We are excited to announce the winners of the “Design for (Your) Product Lifetime” Student Challenge!
In this design contest, Autodesk, Core77 and iFixit challenged students from around the world to design a smart product that can be easily repaired and will stand the test of time, even if some of its components need to be replaced. Participants used the “improving product lifetime” resources on the Sustainability Workshop to learn design for repair, upgrade, disassembly, recyclability and durability strategies.
It was apparent by the volume and high-quality of the submissions that these sustainable design considerations are on the minds of many young designers as we face a future of increasing environmental challenges and decreasing natural resources. Out of the more than 200 entries, judges selected an outstanding global representation of First, Second and Third place winners, as well as four honorable mentions. Read more about them below. You can also hear from the two 1st place winners in the recording webcast at the bottom of the page. They discuss their designs with Dawn Danby, Autodesk’s sr. sustainable design program manager and one of the contest judges.
For First Place, there was a tie: The Easy Access LCD Monitor, designed by Gabriel Nicasio, Praneeth Pulusani and John Zakrzewski from Rochester Institute of Technology in New York, and the Infigo Microwave, designed by Marshall Jamshidi from Savannah College of Art and Design in Georgia.
“The Easy Access LCD Monitor offers a cost benefit to users as well as an environmental benefit in terms of reducing the number of whole monitors which are thrown away rather than repaired,” said Dan Lockton, researcher and founder of the Design with Intent Toolkit and a challenge judge.
Another judge, Kyle Wiens, Co-Founder and CEO of iFixit, commented on the Infigo Microwave, saying, “This idea makes me say ‘This is so obvious, why has no one done this?’ That’s the hallmark of a good design. They combined it with a technical innovation that could dramatically increase safety of repair and increase reliability. That’s what great designers do—solve lifecycle problems in intuitive ways that make people’s lives better.”

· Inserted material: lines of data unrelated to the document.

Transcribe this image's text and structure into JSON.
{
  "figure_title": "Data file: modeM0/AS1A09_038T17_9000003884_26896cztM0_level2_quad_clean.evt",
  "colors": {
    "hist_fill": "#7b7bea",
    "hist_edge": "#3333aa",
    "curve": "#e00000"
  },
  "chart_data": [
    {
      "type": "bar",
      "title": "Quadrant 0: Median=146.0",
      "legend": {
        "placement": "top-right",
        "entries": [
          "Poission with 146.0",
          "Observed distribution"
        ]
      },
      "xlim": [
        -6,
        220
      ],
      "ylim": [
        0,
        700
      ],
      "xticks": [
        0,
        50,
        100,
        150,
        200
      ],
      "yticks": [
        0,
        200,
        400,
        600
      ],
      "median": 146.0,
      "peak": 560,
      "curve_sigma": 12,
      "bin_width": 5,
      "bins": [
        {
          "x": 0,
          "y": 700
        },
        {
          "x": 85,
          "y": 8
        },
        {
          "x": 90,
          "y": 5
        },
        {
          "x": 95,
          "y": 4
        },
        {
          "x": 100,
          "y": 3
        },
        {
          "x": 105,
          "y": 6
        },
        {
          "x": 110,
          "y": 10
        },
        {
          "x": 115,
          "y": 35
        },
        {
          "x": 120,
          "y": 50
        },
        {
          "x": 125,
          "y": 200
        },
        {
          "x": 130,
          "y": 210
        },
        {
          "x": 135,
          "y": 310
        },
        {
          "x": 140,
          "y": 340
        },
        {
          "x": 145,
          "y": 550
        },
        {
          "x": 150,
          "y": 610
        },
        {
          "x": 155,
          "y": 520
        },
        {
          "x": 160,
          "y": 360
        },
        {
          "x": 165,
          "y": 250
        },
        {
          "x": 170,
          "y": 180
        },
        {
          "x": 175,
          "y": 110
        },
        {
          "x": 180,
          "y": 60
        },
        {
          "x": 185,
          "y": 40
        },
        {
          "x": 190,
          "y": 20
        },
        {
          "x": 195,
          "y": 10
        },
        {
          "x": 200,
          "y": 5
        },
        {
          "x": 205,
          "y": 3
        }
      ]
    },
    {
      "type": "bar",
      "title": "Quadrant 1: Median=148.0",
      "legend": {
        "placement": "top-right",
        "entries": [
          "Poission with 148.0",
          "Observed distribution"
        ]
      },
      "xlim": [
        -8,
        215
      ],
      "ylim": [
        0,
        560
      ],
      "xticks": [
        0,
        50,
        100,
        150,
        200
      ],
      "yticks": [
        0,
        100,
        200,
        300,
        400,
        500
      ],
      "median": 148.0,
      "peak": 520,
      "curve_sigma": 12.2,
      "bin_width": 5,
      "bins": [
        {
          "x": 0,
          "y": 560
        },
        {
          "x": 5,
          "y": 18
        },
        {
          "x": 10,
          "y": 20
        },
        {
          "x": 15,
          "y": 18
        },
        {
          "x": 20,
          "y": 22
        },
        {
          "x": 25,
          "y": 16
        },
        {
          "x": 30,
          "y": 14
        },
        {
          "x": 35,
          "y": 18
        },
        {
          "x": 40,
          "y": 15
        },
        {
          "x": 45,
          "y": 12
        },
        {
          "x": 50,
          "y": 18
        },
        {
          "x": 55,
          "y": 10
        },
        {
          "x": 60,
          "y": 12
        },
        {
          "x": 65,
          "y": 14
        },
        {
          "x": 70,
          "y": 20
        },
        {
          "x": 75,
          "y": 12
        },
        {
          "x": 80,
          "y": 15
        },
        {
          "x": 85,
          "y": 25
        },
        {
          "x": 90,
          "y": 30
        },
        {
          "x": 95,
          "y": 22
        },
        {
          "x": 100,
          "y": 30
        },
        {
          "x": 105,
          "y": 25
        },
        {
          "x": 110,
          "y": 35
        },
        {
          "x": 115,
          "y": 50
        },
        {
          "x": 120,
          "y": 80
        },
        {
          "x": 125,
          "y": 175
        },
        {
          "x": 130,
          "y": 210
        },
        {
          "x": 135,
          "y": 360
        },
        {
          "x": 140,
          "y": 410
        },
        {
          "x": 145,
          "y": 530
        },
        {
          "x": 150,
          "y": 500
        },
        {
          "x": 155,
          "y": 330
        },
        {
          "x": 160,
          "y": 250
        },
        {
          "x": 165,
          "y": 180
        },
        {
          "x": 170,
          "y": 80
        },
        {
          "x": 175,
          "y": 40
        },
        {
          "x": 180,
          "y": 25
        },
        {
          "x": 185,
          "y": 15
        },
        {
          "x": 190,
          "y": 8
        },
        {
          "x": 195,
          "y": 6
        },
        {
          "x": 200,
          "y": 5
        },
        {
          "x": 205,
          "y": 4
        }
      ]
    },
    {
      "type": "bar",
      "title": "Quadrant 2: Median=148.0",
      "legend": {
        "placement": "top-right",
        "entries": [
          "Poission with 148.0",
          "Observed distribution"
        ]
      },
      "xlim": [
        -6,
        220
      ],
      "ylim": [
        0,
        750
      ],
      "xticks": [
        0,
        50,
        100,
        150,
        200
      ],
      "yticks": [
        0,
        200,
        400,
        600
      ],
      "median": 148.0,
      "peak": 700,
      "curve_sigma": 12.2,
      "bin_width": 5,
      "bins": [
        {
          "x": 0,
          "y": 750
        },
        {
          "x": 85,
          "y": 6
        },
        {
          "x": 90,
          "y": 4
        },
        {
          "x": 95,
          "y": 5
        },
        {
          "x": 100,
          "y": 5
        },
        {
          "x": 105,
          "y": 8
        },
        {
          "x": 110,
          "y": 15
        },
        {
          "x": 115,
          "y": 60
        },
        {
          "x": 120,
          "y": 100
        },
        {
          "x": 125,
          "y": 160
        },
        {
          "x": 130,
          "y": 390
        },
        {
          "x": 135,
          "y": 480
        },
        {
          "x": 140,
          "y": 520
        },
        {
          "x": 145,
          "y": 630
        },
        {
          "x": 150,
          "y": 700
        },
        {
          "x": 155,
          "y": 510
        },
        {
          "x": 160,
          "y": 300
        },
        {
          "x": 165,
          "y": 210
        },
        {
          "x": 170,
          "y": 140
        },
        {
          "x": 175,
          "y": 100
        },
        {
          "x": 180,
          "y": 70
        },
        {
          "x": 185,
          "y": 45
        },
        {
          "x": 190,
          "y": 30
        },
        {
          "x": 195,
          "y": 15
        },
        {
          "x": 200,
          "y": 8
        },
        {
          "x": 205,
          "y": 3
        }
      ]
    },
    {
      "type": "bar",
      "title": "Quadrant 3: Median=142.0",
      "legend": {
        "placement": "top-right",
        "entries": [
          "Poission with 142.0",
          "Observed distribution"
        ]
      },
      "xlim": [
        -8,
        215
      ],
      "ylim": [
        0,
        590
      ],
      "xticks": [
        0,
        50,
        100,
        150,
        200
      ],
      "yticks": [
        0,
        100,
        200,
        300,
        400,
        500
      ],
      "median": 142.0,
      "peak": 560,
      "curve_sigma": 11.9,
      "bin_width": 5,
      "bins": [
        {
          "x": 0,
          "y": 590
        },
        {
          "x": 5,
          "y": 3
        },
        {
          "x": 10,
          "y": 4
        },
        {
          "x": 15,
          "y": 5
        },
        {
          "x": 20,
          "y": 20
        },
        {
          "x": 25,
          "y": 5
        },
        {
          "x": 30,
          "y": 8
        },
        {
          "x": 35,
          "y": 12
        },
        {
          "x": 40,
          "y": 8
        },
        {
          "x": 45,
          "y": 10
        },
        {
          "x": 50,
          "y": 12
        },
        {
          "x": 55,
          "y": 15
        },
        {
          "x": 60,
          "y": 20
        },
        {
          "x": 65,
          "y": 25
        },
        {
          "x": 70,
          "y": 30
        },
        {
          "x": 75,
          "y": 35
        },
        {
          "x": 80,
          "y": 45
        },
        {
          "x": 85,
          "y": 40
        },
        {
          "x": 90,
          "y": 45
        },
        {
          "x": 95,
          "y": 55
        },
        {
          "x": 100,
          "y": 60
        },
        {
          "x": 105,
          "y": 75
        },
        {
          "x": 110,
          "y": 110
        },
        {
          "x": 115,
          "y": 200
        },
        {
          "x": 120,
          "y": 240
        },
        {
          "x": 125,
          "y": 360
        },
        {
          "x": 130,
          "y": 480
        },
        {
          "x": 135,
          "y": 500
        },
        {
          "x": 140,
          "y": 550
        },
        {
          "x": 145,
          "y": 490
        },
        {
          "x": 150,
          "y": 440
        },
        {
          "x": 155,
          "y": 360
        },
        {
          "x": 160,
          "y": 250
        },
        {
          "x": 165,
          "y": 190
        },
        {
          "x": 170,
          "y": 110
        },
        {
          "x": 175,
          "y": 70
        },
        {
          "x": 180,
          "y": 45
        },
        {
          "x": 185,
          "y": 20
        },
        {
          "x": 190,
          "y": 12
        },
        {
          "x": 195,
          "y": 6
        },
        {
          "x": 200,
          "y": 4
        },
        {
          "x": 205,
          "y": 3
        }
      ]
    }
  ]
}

Second Place went to Rocio Garcia Ramos and Bernat Lozano Rabella from Elisava Escola Superior de Disseny de Barcelona in Spain for the Smarter Phone. The phone is built on a modular platform that’s designed to be upgradeable. It has removable parts, a customizable interior, and various exterior color combinations for the casing, buttons and structure.
Third Place went to David Ngene from Rhode Island School of Design for the Able Modular Headphones. He used simple materials, and considered durability, part interchangeability, ease of repair, and emotional connection in his design.
Although there was no intention to include honorable mentions, these four designs had to be recognized as each one showed intelligent design thinking with an emphasis on sustainability.
- A repairable Coffee Machine, by Ronja Ophelia Hasselback from the Folkwang University of the Arts in Germany.
- The SimpleStream, home irrigation system by William Tham from the University of Illinois at Urbana-Champaign.
- The CleanCut, a durable electrosurgical pen for electrosurgery, by Enzio Lette from Delft University of Technology in the Netherlands.